Une peine accessoire pour le juge mais cruellement déterminante pour l’élu : l’inégibilité intervient automatiquement en cas de favoritisme avéré. Mais si le tribunal n’a pas besoin de la prononcer, encore faut-il qu’elle soit exécutée.

Le maire d’une commune aquitaine de 4800 habitants est définitivement condamné du chef de favoritisme par jugement du Tribunal correctionnel de Bordeaux du 19 juin 2000 pour des faits commis entre janvier 1995 et août 1996. Il n’en est pas moins réélu aux élections de 2001.

Pourtant, en vertu de l’article L7 du code électoral (loi du 19 janvier 1995), "ne doivent pas être inscrites sur la liste électorale, pendant un délai de cinq ans à compter de la date à laquelle la condamnation est devenue définitive, les personnes condamnées pour l’une des infractions prévues par les articles 432-10 à 432-16 (...) du code pénal". La radiation des listes électorales emporte naturellement inéligibilité même si celle-ci n’a pas été prononcée par les juridictions pénales. En outre, en vertu de l’article L236 du code électoral, le conseiller municipal inéligible "doit immédiatement être déclaré démissionnaire d’office par le préfet".

Il s’agit d’une peine dite accessoire : autrement dit, il n’est pas nécessaire que la juridiction pénale l’ait expressément prononcée. Encore faut-il que celle-ci soit exécutée.

Or, en l’espèce, le maire n’a été radié des listes électorales qu’en décembre 2001, soit postérieurement à sa réélection.

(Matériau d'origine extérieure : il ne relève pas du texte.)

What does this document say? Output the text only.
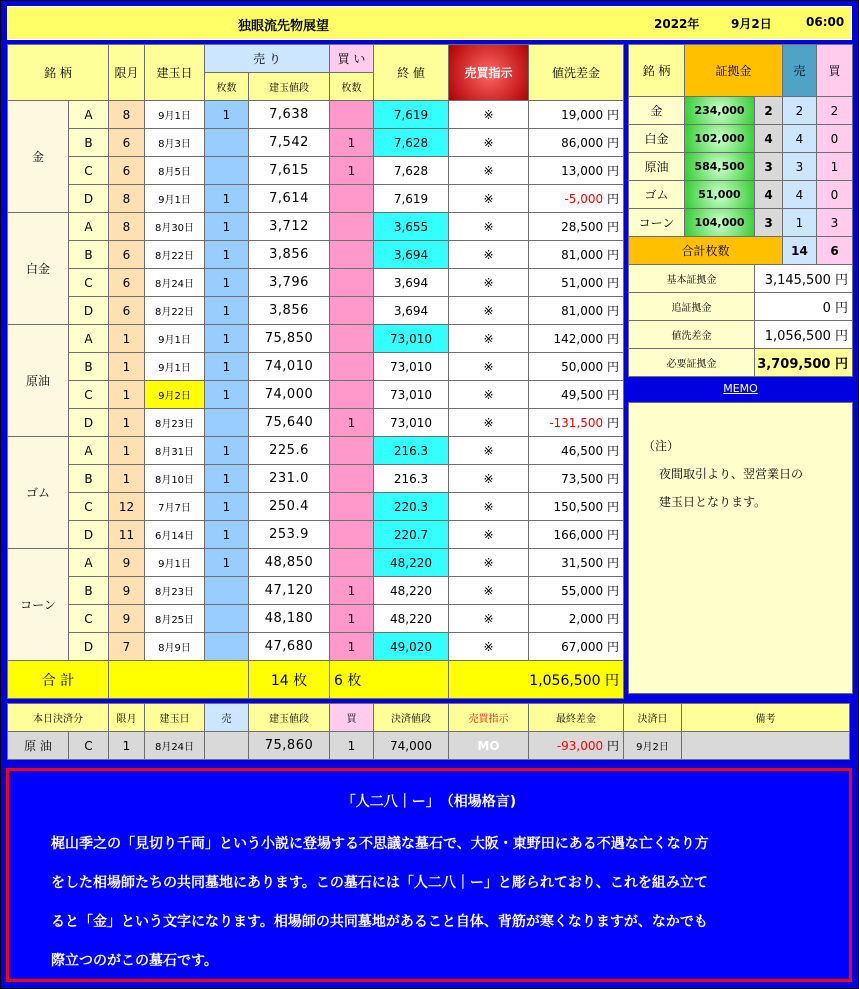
独眼流先物展望	2022年	9月2日	06:00
銘 柄		限月	建玉日	売 り		買 い	終 値	売買指示	値洗差金
				枚数	建玉値段	枚数			
金	A	8	9月1日	1	7,638		7,619	※	19,000 円
	B	6	8月3日		7,542	1	7,628	※	86,000 円
	C	6	8月5日		7,615	1	7,628	※	13,000 円
	D	8	9月1日	1	7,614		7,619	※	-5,000 円
白金	A	8	8月30日	1	3,712		3,655	※	28,500 円
	B	6	8月22日	1	3,856		3,694	※	81,000 円
	C	6	8月24日	1	3,796		3,694	※	51,000 円
	D	6	8月22日	1	3,856		3,694	※	81,000 円
原油	A	1	9月1日	1	75,850		73,010	※	142,000 円
	B	1	9月1日	1	74,010		73,010	※	50,000 円
	C	1	9月2日	1	74,000		73,010	※	49,500 円
	D	1	8月23日		75,640	1	73,010	※	-131,500 円
ゴム	A	1	8月31日	1	225.6		216.3	※	46,500 円
	B	1	8月10日	1	231.0		216.3	※	73,500 円
	C	12	7月7日	1	250.4		220.3	※	150,500 円
	D	11	6月14日	1	253.9		220.7	※	166,000 円
コーン	A	9	9月1日	1	48,850		48,220	※	31,500 円
	B	9	8月23日		47,120	1	48,220	※	55,000 円
	C	9	8月25日		48,180	1	48,220	※	2,000 円
	D	7	8月9日		47,680	1	49,020	※	67,000 円
合 計					14 枚	6 枚		1,056,500 円	
銘 柄	証拠金		売	買
金	234,000	2	2	2
白金	102,000	4	4	0
原油	584,500	3	3	1
ゴム	51,000	4	4	0
コーン	104,000	3	1	3
合計枚数			14	6
基本証拠金		3,145,500 円		
追証拠金		0 円		
値洗差金		1,056,500 円		
必要証拠金		3,709,500 円		
MEMO

（注）

夜間取引より、翌営業日の

建玉日となります。

本日決済分		限月	建玉日	売	建玉値段	買	決済値段	売買指示	最終差金	決済日	備考
原 油	C	1	8月24日		75,860	1	74,000	MO	-93,000 円	9月2日	
「人二八｜ー」　（相場格言)
梶山季之の「見切り千両」という小説に登場する不思議な墓石で、大阪・東野田にある不遇な亡くなり方
をした相場師たちの共同墓地にあります。この墓石には「人二八｜ー」と彫られており、これを組み立て
ると「金」という文字になります。相場師の共同墓地があること自体、背筋が寒くなりますが、なかでも
際立つのがこの墓石です。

Des électeurs de la commune saisissent alors le préfet pour qu’il déclare l’élu démissionnaire d’office. La préfecture gardant le silence, ils attaquent alors ce refus implicite devant les juridictions administratives.

Dans un arrêt rendu le 7 janvier 2004, le Conseil d’Etat (n°258240) valide l’élection du maire et la position du préfet : celui n’aurait pu déclarer l’élu démissionnaire d’office, sur le fondement de l’article 236 du code électoral, que si la cause d’inéligibilité était "survenue postérieurement à son élection".

Ce qui n’était pas le cas en l’espèce puisque la condamnation définitive du maire datait de juin 2000. CQFD.

Le raisonnement juridique suivi par le Conseil d’Etat est implacable et non contestable. Il peut laisser un goût d’inachevé et interroger sur l’effectivité de l’application, non seulement de l’article L7 du code électoral, mais également de toutes les peines d’inéligibilité expressément prononcées par les juridictions pénales. Ainsi un dysfonctionnement administratif peut volontairement ou non (par ignorance de la décision de condamnation) neutraliser une peine d’inéligibilité résultant d’une condamnation pénale. On en mesure tout le danger s’agissant d’affaires particulièrement sensibles. Ne serait-il pas plus cohérent de réserver au juge le soin d’apprécier l’opportunité de prononcer l’inéligibilité tout en s’assurant ensuite de l’effectivité de la peine ?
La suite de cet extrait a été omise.